あれ!沖田さんじゃないですか!上様の警護は良いんですか!?」
ダメガネが大慌てし始めるのを、横目で見やりながら。
今更、気付いたんかお前は。――――と思わず心の中で突っ込む。
「・・・・恐らく、大丈夫だろうよ。それなりの手腕の、ゴリとニコマヨが警備に当たってる。
そんじょそこらの輩なら、あいつ等二人だけでも平気さ」
―――――そう、問題なのは。
「ニコマヨにしちゃあ、読みが甘かったな。妹君の警備を手薄にするなんざ・・・・奴らしくもねえ。
もっと仰々しいくらいに、隊士達を配置しておけっての」
「――――ああ、それなら。紅葉鑑賞を、始める前に。そよ君自ら近藤さんに、断ったそうですよ。
自分にも凄腕の護衛がついているからって」
・・・・・凄腕の、護衛・・・・・か。
――――もしかして、その護衛ってのが――――。
「銀さん?」
「――――今オレ等が動いたら、あの可愛い子ちゃんのドタマに、穴が開いちまう。
恐らく沖田君が動けないのも、それがあるからだ。

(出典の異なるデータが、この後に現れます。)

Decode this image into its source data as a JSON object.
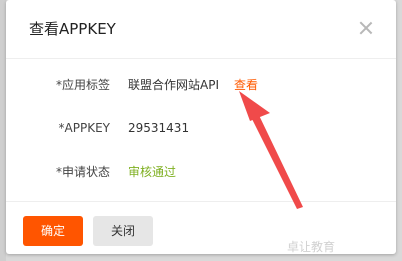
{
  "dialog": {
    "title": "查看APPKEY",
    "close_icon": "close-icon"
  },
  "fields": [
    {
      "label": "*应用标签",
      "value": "联盟合作网站API",
      "link": "查看"
    },
    {
      "label": "*APPKEY",
      "value": "29531431"
    },
    {
      "label": "*申请状态",
      "value": "审核通过"
    }
  ],
  "footer": {
    "confirm_label": "确定",
    "close_label": "关闭"
  },
  "colors": {
    "accent": "#ff5500",
    "link": "#ff5a00",
    "status_ok": "#7fb022",
    "annotation_arrow": "#f04a4a"
  },
  "watermark": "卓让教育"
}
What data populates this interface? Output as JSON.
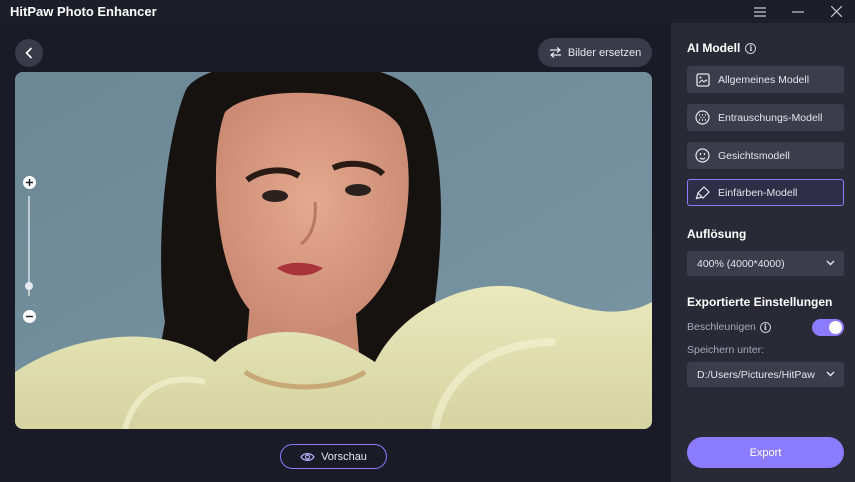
{
  "app": {
    "title": "HitPaw Photo Enhancer"
  },
  "window_controls": [
    {
      "name": "menu-icon",
      "glyph": "☰"
    },
    {
      "name": "minimize-icon",
      "glyph": "—"
    },
    {
      "name": "close-icon",
      "glyph": "✕"
    }
  ],
  "toolbar": {
    "replace_label": "Bilder ersetzen"
  },
  "preview": {
    "label": "Vorschau"
  },
  "zoom": {
    "level": 0.1
  },
  "panel": {
    "ai_model_title": "AI Modell",
    "models": [
      {
        "label": "Allgemeines Modell",
        "icon": "image-icon",
        "active": false
      },
      {
        "label": "Entrauschungs-Modell",
        "icon": "denoise-icon",
        "active": false
      },
      {
        "label": "Gesichtsmodell",
        "icon": "face-icon",
        "active": false
      },
      {
        "label": "Einfärben-Modell",
        "icon": "colorize-icon",
        "active": true
      }
    ],
    "resolution_title": "Auflösung",
    "resolution_value": "400% (4000*4000)",
    "export_settings_title": "Exportierte Einstellungen",
    "accelerate_label": "Beschleunigen",
    "accelerate_on": true,
    "save_to_label": "Speichern unter:",
    "save_path": "D:/Users/Pictures/HitPaw",
    "export_label": "Export"
  },
  "colors": {
    "accent": "#8b7cff",
    "panel": "#2a2a37",
    "background": "#1b1b27"
  }
}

――――汚ねえ真似しやがって」
舌打ちをしつつ、どうやってこの現状を打破しようかと思案し始めた時。
「ほあちゃああああ!!」
聞きなれた寄声が、『しんじゅく御苑』内に響き渡る。
「――――ま・・・・さか?神楽ちゃん!?」
声を聞いた時の、新八の反応は素早かった――――が。
今は再会を、喜んでる場合じゃあ無い。
「行くぞ!新八!」
「はっ・・・・はい!」
神楽の行動を皮切りに、木陰に身を潜めていたオレ達は――――事件現場へ駆け出す。
突然降って湧いて出た、一人の腰元に。
天人共は、一瞬だけ――――驚愕の表情を浮かべた。
腰元の格好をしていた神楽は、「動きづらいアル」とだけ言うと。
着物の裾を思い切り破き、振袖も袖元から一気に引き裂く。
白く華奢な両腕、両足が現れた――――そして不敵な笑みを浮かべ。
「以前みたいに、また地べたと接吻したいみたいアルナ」
愛用の番傘を手にし右肩に乗せ、銃口を向けられた輪の中に仁王立ちした。